Setting up A/B testing of ML models in production
A/B testing of ML models is the only way to reliably measure the business impact of a new version of the model. Metrics on a test dataset show that the model has become more accurate, but they don't answer the question: will this result in more revenue or a better user experience? A properly configured A/B test provides a statistically valid answer.
Differences between ML A/B and classic A/B
In classic A/B, users are randomly assigned to groups once. In ML A/B, there are additional complications:
- Novelty effect: users respond to novelty that is not related to the quality of the model
- Long-term effects: recommender systems influence long-term behavior not visible in a short-term test
- Carryover effects: the effect of a previous prediction influences current behavior
- Network effects: in collaborative systems, the behavior of one user influences others
A/B architecture for ML
Traffic distribution levels:
-
User-level split—each user always receives the same version of the model. Suitable for personalization and recommendations.
-
Request-level split – each request is randomly routed to one of the versions. Suitable for stateless services (search, pricing).
-
Cohort-based split – breaking down users into segments. Important for ensuring a balance of demographic characteristics.
Traffic routing:
import hashlib
def get_model_version(user_id: str, experiment_id: str) -> str:
# Детерминированное хэширование для стабильного назначения
hash_key = f"{experiment_id}:{user_id}"
hash_value = int(hashlib.md5(hash_key.encode()).hexdigest(), 16)

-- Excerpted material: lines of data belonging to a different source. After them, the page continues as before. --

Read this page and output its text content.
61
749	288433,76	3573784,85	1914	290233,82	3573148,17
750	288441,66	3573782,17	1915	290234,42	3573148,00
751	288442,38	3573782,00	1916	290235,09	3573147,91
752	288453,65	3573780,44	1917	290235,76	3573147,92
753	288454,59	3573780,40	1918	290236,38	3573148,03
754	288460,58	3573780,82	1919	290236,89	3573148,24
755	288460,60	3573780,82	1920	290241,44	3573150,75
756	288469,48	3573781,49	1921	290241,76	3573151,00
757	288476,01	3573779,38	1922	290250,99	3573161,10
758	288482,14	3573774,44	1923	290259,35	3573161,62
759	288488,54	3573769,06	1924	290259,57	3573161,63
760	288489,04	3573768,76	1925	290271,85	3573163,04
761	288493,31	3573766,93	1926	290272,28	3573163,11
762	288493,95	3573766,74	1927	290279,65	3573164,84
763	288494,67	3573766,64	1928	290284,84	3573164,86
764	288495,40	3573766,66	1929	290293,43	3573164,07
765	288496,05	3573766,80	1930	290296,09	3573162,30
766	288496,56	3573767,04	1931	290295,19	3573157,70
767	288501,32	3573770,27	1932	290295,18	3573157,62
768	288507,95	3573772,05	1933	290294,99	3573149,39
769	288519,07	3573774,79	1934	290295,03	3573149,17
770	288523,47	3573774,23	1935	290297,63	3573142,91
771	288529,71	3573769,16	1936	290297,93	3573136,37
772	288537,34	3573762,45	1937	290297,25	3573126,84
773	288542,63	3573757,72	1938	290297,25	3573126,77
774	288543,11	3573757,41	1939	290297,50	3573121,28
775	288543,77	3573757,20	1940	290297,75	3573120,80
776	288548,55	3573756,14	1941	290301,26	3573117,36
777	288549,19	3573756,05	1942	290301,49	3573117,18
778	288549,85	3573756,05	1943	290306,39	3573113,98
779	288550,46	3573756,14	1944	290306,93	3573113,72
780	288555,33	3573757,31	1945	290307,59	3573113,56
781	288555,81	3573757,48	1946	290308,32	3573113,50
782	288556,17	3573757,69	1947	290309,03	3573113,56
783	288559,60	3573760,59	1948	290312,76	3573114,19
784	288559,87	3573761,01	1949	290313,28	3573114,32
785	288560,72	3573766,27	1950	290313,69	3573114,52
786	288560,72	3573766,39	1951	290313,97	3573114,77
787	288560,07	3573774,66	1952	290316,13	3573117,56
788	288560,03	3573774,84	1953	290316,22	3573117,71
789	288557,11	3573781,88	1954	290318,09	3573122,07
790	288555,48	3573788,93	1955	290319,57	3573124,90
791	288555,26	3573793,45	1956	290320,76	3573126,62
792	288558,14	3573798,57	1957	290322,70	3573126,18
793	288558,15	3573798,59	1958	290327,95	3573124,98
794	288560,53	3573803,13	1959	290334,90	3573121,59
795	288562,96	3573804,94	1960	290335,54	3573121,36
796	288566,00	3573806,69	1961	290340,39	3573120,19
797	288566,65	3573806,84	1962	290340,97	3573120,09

bucket = hash_value % 100 # 0-99
if bucket < 50: # 50% трафика
return "model_v2"
else:
return "model_v1_control"
Tools
Nginx / Envoy - infrastructure-level routing based on headers or weights.
Seldon Core / KServe — Kubernetes-native inference with built-in A/B:
apiVersion: machinelearning.seldon.io/v1
kind: SeldonDeployment
spec:
predictors:
- name: control
traffic: 70
graph:
name: model-v1
- name: treatment
traffic: 30
graph:
name: model-v2
Feature flags (LaunchDarkly, Unleash) — for flexible management of experiments without deployment.
Statistical methodology
Metrics for ML A/B:
- Primary metric: business metric (conversion, ARPU, retention)
- Guardrail metrics: latency, error rate - should not degrade
- Secondary metrics: proxy indicators (CTR, engagement)
Sample size and test power:
To detect a 2% effect size with a 5% baseline conversion rate, a significance level of α=0.05, and 80% power, you need ~15,000 users per group. Use a power calculator (scipy.stats.norm or online tools) before launching.
Test stop:
- Do not stop the test before the scheduled time due to early results (peek problem)
- Minimum duration: 1-2 weeks to take into account daily and weekly patterns
- Use Sequential testing (e-values) if you need to make decisions earlier
Analysis of results
from scipy import stats
control_conversions = [0, 1, 0, 1, ...] # 0/1 для каждого пользователя
treatment_conversions = [0, 1, 1, 0, ...]
# t-тест для непрерывных метрик
t_stat, p_value = stats.ttest_ind(control_conversions, treatment_conversions)
# Chi-squared для бинарных метрик
from scipy.stats import chi2_contingency
contingency = [[control_success, control_fail],
[treatment_success, treatment_fail]]
chi2, p_value, dof, expected = chi2_contingency(contingency)
print(f"Relative lift: {(treatment_rate - control_rate) / control_rate:.2%}")
print(f"P-value: {p_value:.4f}")
print(f"Statistically significant: {p_value < 0.05}")
A properly configured A/B test allows you to make decisions about model deployment not based on intuition, but on data with a measurable level of confidence.